A Bayesian would argue that there is no black & white, and every proposition like P1: "I see my mother", P2: "my mother exists" and even P§: "P1 -> P2" has a probability associated with it, but none of them have the probability 0 or 1. So in their worldview, the argument would probably be that the probabilities for all three propositions are pretty high, bordering 1 very closely (but never absolutely).
If I observe an apple on top of a table, is that proof of the existence of that apple and that table?
The same argument.
Someone might claim that they have observed God. Is that proof of the existence of the God they claim to have observed?
Never. This is completely different. In the previous two examples, you did not mention that you would like to convince someone else than yourself from any of the propositions. This new example has P1: "Someone claims they observed God.", P2: "God exists" and P3: "P1 -> P2".
For a Bayesian, the probabilities would be "pretty high" for P1 - there are plenty of precedents of people claiming they observed God in some form or fashion. P2 is completely "free floating" depending on the belief system of the Bayesian at hand. But P3: "P1 -> P2" must be close to zero.
The latter is the simple proposition that solely because someone said something, this must be true. That is a very weak argument. Everybody can say anything whatsoever. Humans are perfectly capable of deceiving, fantasizing, inventing stuff, misinterpreting their observations or plain old lying. Extraordinary claims require extraordinary proofs, so someone simply saying something has no or very little effect on the probabilities of anything.
The more analogous case to your previous two examples would be: "If I observe God, is that proof of the existence of God (to me)." You can do the analysis like before for yourself - the probabilities of this statement (for you) basically reflect whether you already believe or not, or where you are on the spectrum.
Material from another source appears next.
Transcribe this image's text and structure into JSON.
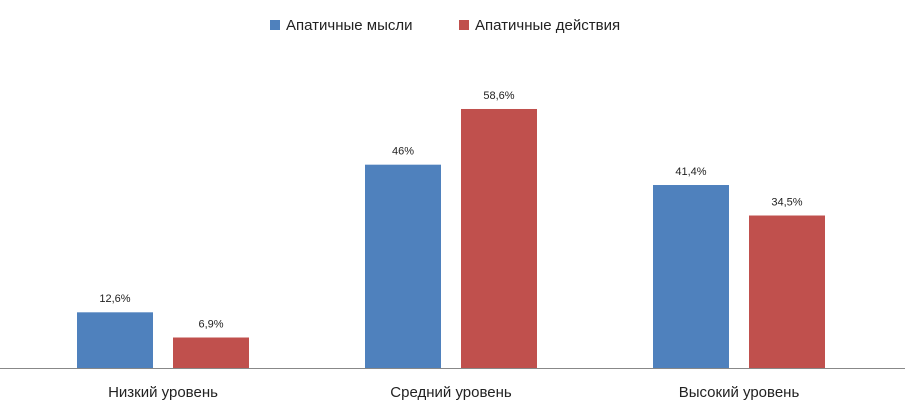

More generally, can the observation of anything prove the existence of anything, and if so, under what circumstances?
The term "prove" is difficult here. What does it mean? Experience shows that nothing at all is a "proof" of anything, regarding reality; no matter how well you think you know things, you always have to be open to amending your beliefs. The whole scientific method is built on the concept that we do not even pretend to prove anything at all - we only make theories with a recipe for disproving them; and then work with those theories until disproven. But no scientist ever assumes that any of the theories is fundamentally, objectively "true" forever.
In other areas (philosophy, religion etc.), the concept of "proof" does not even exist, at least not in a meaning one would commonly think it has. If you think of mathematical proofs, they most definitely do not stem from simple observations; they come from creating an abstract, purely self-contained building based on arbitrary axioms and pretty few, strict, logical operations built on top on the axioms. And mathematicians are not even agreeing on which axioms and operations are "correct".